A Sunday at Wrigleyville
This Sunday is back to normal for me. Church, write. Church, write. My Sundays have a certain cadence to them.
Not so last week. Last Sunday was different. One of the more unique Sundays of my life. The Sunday included church, ballgame and dinner. All in a place called Wrigleyville.
We were in Chicago for a colleague’s wedding and a short vacation to visit our nephew, who lives in the Chicago neighborhood of Rogers Park, a few miles north of Wrigley Field and within walking distance of Lake Michigan.
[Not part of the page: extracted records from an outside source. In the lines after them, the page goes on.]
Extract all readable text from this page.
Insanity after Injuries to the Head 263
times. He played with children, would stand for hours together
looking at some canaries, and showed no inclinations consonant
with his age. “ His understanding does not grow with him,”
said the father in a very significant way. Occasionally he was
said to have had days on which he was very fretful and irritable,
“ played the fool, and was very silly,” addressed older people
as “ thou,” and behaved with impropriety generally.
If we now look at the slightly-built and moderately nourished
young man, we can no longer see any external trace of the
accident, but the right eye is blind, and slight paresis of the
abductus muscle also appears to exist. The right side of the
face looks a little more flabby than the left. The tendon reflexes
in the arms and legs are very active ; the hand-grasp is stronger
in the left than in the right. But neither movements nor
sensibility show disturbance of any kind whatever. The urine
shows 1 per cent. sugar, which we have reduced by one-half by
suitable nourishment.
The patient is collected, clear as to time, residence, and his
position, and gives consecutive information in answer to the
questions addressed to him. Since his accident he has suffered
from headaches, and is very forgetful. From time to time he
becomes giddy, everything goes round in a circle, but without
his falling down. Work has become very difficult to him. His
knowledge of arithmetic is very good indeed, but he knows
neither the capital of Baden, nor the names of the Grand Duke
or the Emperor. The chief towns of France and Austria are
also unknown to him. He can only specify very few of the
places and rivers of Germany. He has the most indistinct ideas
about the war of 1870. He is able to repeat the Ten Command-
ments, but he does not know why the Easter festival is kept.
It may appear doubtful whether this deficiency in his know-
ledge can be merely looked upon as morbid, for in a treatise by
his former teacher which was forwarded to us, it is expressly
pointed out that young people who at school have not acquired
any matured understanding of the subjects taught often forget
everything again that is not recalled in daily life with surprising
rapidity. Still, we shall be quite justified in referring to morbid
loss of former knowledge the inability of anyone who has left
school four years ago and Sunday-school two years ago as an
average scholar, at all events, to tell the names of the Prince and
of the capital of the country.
We stayed downtown and enjoyed all the things I love to do in Chicago. Pizza at Giordano’s. Shopping on Michigan Avenue. Dinner in Greektown. Boat ride on Lake Michigan off Navy Pier. Touring Chinatown.
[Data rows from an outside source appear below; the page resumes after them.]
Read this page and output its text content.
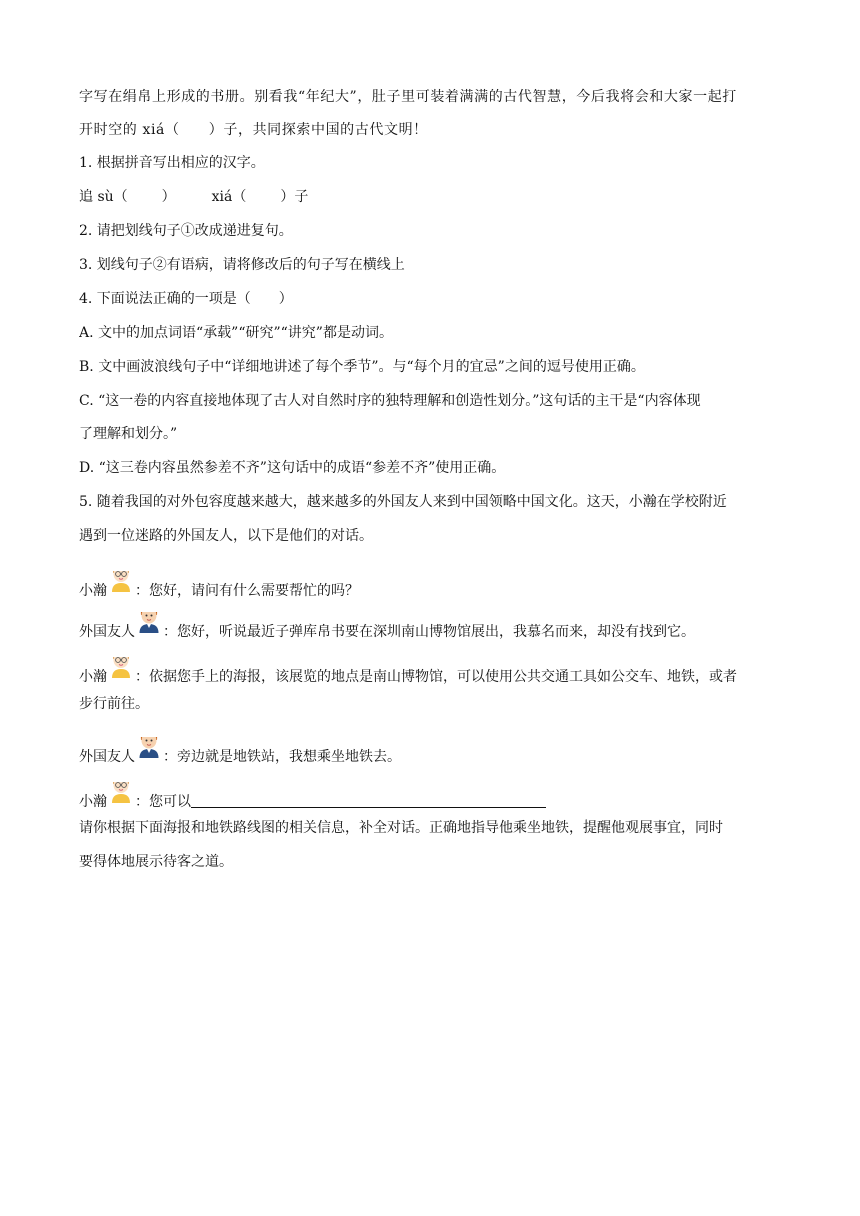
字写在绢帛上形成的书册。别看我“年纪大”，肚子里可装着满满的古代智慧，今后我将会和大家一起打
开时空的 xiá（　　）子，共同探索中国的古代文明！
1. 根据拼音写出相应的汉字。
追 sù（ ）	xiá（ ）子
2. 请把划线句子①改成递进复句。
3. 划线句子②有语病，请将修改后的句子写在横线上
4. 下面说法正确的一项是（　　）
A. 文中的加点词语“承载”“研究”“讲究”都是动词。
B. 文中画波浪线句子中“详细地讲述了每个季节”。与“每个月的宜忌”之间的逗号使用正确。
C. “这一卷的内容直接地体现了古人对自然时序的独特理解和创造性划分。”这句话的主干是“内容体现
了理解和划分。”
D. “这三卷内容虽然参差不齐”这句话中的成语“参差不齐”使用正确。
5. 随着我国的对外包容度越来越大，越来越多的外国友人来到中国领略中国文化。这天，小瀚在学校附近
遇到一位迷路的外国友人，以下是他们的对话。
小瀚 ：您好，请问有什么需要帮忙的吗？
外国友人 ：您好，听说最近子弹库帛书要在深圳南山博物馆展出，我慕名而来，却没有找到它。
小瀚 ：依据您手上的海报，该展览的地点是南山博物馆，可以使用公共交通工具如公交车、地铁，或者
步行前往。
外国友人 ：旁边就是地铁站，我想乘坐地铁去。
小瀚 ：您可以
请你根据下面海报和地铁路线图的相关信息，补全对话。正确地指导他乘坐地铁，提醒他观展事宜，同时
要得体地展示待客之道。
But we set aside Sunday for a Cubs game so we could combine it with going to church with my nephew. His church literally sits three blocks up Addison Street from Wrigley Field.
We took the Red Line train from downtown to the Wrigley Field stop, and four loud, young guys sat in our car, hollering the whole way. Turns out they were Wrigley Field workers, and their animated debates were all sports related. On occasion, one would jump to his feet to act out a point.
We got off the train at the Addison stop, in Wrigleyville, met up with our nephew at the McDonald’s across the street from the stadium and then walked to Missio Dei Church. Services are held in a community center that on the inside looks like an old theater. Windows ring the balcony and were open, which means you could hear faint sounds from the street, which can be rowdy on Game Day.
But the open windows didn’t distract me. The service was very good. Missio Dei is exactly what you’d think a thriving Protestant church in Wrigleyville would be: contemporary, relevant, young.
I guessed the median age of the crowd at 27. We sang some songs I knew and liked, some I didn’t know yet liked, some I knew and didn’t like and some I didn’t know and didn’t like. Pretty much like my own church.
The pastor was gone, but a professor from Moody Bible Institute spoke and was very interesting, talking about the urban church. All in all, a splendid morning which reminded me that people all over America worship the Lord in all kinds of different places and all kinds of different ways.
Then we walked down to the stadium, about an hour before first pitch. The area around Wrigley Field is like a college campus on a football game day. Except Wrigleyville hosts 81 games a year, not seven.
I had bought three tickets on stubhub — $34 each, upper deck, down the third-base line, which I thought was a decent prize for a soldout game — for my wife, nephew and neice. I had a press pass so that I could chat post-game with Pirates manager John Russelll; we were in the same Norman High School graduating class (1979) and I covered John when he played baseball for the Sooners.
Anyway, a trip to Wrigley always is fun. It remains one of the greenest places I’ve ever been. Really does awe you every time you go, with the ivy on the walls, the rooftop bleachers, the lakefront skyline.